The reason such comments are accepted in Physics publications and mathematical publications is that these are pure sciences, with very little opinion involved (actually, opinion is basically a no-no.)

Mathematicians and physicists are the sciences where the largest number of disbelievers in evolution occur, because, when considered mathetically, evolution simply doesn't work.

The paper I spoke of was a mathematical examination of one field critical to the advance of evolutionary development. It was a review of observed mutations in the fruit fly to find any that conferred a reproductive advantage to those individuals that had the mutation. I found one claim that such a mutation had once been observed, and I reported it, but stated that this was dismissed as hearsay because the article did not give any details about the allegedly observed mutation.

The actual data gleaned from the available published material was 5000 observed mutations, with 90% lethal, and with 90% ot the non-lethal mutations obviously crippling. But without even one that conferred an obvious advantage.

Statistically, this data yeilds the conclusion that there is no greater than a 50% probability that the ratio of beneficial mutations to detrimental mutations exceeds one in ten thousand. But the available data does not yeild any information as to how much smaller the ration might be. It only tells us that there is no more than a 50% probability that it is any greater than one in ten thousand. But since mutations normally occur only about once in ten thousand reproductions, this means that the chance that a benificial mutation will occur in a given reproduction is some unknown amount less that one in one hundred million.
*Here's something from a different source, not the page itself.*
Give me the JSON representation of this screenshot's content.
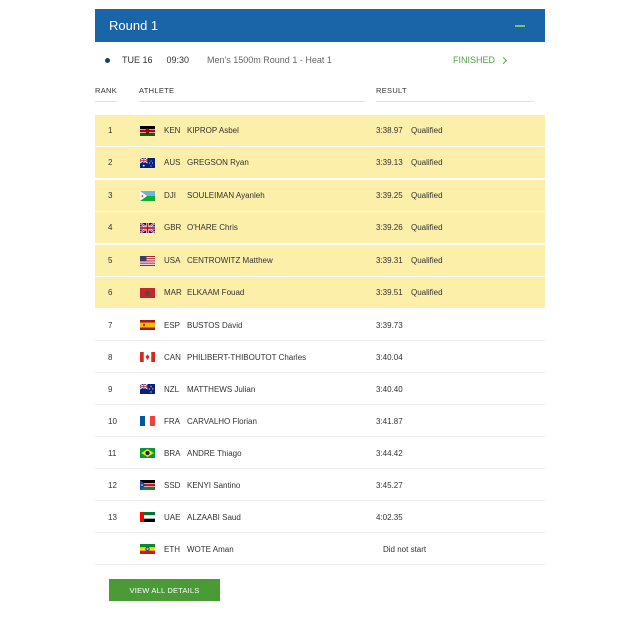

Data that has emerged since my university days has dmonstrated that the concept of a beneficial mutation is a statistical monstrosity, probably millions of times, and perhaps even billions of times smaller than my data indicated. When we realize the complexity of the genetic code, we realize that the chances that a random change in that code could improve it are somewhere between nil and zero.

Yet evolution absolutely requires that this has happened again and again, numberless times, in every species on the earth today.

In Darwin's day it was reasonable to assume that "chance variations" were "naturally selected." But now we know that these chance variations will essentially always be destructive.

The chance that a random change in a DNA molecule will improve its performance is significantly less that the chance that a random change in a computer program will improve its performance. When we realize the extremely small probability that such a random change will actually improve the gene, we realize that even the billions of years assumed to be the age of the earth is not long enough to have had enough reproductions to have produced the trillions of beneficial mutations required.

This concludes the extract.